Mia Goldberg -- NYU
My best friend's 16th birthday was creeping closer, and I was empty handed. Days before, I found myself in her apartment building. I was feeling particularly groggy that morning and unconfident in my baggy sweatpants and unfashionably messy bun. My wispies created a mane around my head and I probably looked like the Cowardly Lion. I shuffled into an overcrowded elevator and pressed the button for the eleventh floor. To avoid awkward eye contact, my eyes darted straight to people’s feet: 14 feet. Not one wearing the same pair of shoes. One little girl tapped her feet to match the tune of a song she was humming. Her muddy, yellow shoes smeared gunck onto the white marble floor. They had princess stickers plastered around the sides. The left shoe was splattered with pink paint and the shoelaces looked as if they were dipped in mud and left out to dry. The shoes seemed like they’ve never had an off day.
When she skipped out of the elevator and onto the tenth floor she laughed and sprinted to her door. I wondered where those shoes would take her, and how long they’d last until they fell apart. It wasn’t the first time I was obsessed with a pair of shoes and the personality that ran and lived in them.

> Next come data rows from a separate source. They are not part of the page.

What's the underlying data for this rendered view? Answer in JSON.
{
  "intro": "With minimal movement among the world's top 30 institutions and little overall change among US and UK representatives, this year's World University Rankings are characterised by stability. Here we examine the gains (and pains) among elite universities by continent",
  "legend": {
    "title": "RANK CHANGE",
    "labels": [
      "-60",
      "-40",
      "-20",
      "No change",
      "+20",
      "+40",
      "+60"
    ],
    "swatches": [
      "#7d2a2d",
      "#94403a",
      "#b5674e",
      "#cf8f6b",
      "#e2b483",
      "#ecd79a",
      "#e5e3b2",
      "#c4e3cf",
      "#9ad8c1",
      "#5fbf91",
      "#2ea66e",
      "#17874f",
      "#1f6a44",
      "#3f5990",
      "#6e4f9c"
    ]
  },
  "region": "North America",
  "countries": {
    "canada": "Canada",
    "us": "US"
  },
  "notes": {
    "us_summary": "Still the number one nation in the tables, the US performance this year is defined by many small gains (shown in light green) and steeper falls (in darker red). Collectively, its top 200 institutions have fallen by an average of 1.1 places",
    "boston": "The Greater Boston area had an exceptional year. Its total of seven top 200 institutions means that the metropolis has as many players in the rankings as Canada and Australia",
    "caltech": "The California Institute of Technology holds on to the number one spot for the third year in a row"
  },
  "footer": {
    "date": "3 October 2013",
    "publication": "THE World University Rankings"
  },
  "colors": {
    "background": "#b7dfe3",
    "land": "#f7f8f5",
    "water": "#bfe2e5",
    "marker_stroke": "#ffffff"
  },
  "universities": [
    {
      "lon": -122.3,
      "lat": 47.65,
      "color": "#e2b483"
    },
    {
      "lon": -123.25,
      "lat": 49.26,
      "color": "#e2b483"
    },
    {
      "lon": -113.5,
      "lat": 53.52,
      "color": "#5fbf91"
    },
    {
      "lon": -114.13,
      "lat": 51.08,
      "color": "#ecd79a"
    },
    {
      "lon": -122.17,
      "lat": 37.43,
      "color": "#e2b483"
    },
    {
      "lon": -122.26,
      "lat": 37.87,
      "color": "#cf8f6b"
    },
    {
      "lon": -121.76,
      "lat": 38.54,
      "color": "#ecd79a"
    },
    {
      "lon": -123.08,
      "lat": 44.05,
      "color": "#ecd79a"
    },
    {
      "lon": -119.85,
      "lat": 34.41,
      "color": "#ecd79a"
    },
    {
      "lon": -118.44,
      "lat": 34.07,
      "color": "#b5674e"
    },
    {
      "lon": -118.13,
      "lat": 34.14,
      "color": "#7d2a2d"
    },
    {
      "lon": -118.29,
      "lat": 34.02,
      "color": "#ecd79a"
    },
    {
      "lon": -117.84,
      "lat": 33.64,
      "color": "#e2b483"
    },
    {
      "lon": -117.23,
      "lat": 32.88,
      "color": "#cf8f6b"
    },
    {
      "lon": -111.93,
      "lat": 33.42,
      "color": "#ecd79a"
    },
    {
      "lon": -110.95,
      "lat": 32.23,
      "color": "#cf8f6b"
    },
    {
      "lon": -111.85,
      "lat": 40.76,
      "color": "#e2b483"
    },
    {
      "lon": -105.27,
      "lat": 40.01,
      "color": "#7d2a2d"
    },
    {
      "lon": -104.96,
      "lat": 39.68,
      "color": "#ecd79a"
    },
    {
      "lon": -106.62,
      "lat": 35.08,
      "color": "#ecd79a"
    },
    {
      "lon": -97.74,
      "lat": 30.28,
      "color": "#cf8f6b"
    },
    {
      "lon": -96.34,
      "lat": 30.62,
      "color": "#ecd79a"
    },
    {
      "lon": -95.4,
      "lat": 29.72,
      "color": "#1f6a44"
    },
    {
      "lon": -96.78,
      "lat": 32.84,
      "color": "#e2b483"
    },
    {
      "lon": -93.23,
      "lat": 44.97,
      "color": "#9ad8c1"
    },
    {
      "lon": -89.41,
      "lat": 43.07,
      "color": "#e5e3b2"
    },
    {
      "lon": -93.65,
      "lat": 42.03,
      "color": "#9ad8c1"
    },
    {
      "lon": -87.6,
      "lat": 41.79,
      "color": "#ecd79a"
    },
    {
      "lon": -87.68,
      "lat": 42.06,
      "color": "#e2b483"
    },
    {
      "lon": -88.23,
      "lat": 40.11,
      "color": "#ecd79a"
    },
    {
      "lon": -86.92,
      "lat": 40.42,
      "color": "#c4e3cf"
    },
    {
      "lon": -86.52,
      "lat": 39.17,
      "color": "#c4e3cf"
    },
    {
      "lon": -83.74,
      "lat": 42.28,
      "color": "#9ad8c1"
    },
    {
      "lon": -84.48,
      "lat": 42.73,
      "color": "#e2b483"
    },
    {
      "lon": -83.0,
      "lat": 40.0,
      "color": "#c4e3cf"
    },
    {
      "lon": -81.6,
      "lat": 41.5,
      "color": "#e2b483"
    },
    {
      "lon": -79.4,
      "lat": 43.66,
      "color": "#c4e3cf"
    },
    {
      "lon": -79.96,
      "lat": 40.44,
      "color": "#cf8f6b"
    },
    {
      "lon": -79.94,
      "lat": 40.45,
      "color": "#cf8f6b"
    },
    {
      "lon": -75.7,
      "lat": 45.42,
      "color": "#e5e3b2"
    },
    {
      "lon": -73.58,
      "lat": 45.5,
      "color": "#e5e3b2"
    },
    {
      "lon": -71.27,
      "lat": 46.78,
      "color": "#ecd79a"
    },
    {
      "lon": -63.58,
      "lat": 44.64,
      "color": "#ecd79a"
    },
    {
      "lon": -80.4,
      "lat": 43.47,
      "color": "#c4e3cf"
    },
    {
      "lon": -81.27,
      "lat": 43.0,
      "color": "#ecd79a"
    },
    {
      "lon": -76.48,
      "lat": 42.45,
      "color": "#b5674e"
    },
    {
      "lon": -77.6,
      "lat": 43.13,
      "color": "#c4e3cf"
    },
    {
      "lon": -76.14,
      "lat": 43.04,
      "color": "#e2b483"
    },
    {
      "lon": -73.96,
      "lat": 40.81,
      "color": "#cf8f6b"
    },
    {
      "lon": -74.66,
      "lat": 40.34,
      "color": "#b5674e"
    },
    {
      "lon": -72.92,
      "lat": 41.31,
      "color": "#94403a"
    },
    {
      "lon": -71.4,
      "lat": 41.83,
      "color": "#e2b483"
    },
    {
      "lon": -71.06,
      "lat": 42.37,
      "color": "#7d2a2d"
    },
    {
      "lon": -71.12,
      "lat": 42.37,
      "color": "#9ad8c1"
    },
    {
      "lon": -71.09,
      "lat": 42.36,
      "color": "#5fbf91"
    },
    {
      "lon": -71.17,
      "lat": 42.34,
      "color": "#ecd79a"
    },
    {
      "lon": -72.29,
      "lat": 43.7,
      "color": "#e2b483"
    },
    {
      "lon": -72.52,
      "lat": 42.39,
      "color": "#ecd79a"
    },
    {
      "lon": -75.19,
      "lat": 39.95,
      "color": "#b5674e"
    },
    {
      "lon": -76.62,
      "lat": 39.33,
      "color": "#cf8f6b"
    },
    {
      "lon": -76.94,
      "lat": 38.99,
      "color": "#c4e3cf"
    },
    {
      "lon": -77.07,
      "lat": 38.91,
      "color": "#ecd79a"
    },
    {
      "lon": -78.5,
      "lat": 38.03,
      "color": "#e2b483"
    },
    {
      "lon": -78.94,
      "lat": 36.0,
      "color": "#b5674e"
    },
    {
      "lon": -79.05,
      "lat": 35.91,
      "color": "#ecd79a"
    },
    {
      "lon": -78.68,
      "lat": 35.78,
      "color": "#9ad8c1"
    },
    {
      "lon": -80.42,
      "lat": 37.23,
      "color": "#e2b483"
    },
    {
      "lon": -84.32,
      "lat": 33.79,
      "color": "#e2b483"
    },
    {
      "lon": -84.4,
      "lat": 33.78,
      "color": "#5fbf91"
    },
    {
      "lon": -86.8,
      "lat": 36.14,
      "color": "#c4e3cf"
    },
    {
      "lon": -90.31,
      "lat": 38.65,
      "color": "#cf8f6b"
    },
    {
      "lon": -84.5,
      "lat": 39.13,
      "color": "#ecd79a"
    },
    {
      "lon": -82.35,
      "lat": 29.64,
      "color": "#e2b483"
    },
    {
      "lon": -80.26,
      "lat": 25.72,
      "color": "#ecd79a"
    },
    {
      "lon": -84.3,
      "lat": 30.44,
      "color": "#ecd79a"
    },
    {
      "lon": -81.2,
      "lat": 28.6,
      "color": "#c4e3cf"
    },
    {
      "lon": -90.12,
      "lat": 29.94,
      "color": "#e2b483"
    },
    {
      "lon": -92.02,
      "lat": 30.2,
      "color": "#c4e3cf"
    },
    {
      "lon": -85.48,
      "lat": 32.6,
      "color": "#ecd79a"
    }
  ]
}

I knocked on my friend’s door three times. She appeared at the door and let out a tired grunt. I glimpsed at her bare feet and in that moment, I knew exactly what I would make for her birthday.
“Uh, I gotta go,” I said and escaped to the mall. I bought white canvas shoes and dashed home. I sprinted up the stairs and into my room and savagely threw open my acrylic paint box and scrambled the colors onto the floor. As I designed each shoe, I pictured the lyrics of our favorite songs by the Rolling Stones, the Rugrats cartoon we watched as kids, and her obsession with dice. I definitely cut it close, but the shoes were ready by the morning of her birthday.
The shoe box was plastered with memories and a list of all the reasons why she’s special to me. She ripped open the box and found herself staring at her favorite things. At first, I was worried she wouldn’t like them, but she wore them all the time and people at school started asking me to make them a pair.
I became hooked on making shoes. So much so, that my mom kept finding me up at three in the morning tired but not ready to stop painting. I ended up making 24 pairs of shoes. I imagined the shoes taking people on great adventures and walking them through hard times.
A year later, and a month before my 17th birthday, I bought myself a pair of blank canvas high tops. Two Saturdays before my birthday, I lined my bedroom floor with craft paper, rewashed all my brushes and organized the paints as if perfectly on the color wheel. I called my six best friends to invite them over. I left a note saying I was out for a run and a movie and that I hoped they would make shoes fit for me.
When I returned, I could hear them singing Ruby Tuesday up in my room. The shoes were still wet, but my quirks and passions were on my shoes: my backwards yellow and white checkered baseball cap, my obsession with Larry David, the rapper Tyler the Creator, a random saxophone player and my favorite campaign Save The Bees.
I’ve worn the shoes so often, the soles have molded to my feet. The laces are knotted to the exact place where my foot can slip in easily. I carry my friends with me and leave trails of the person I am everywhere along the way.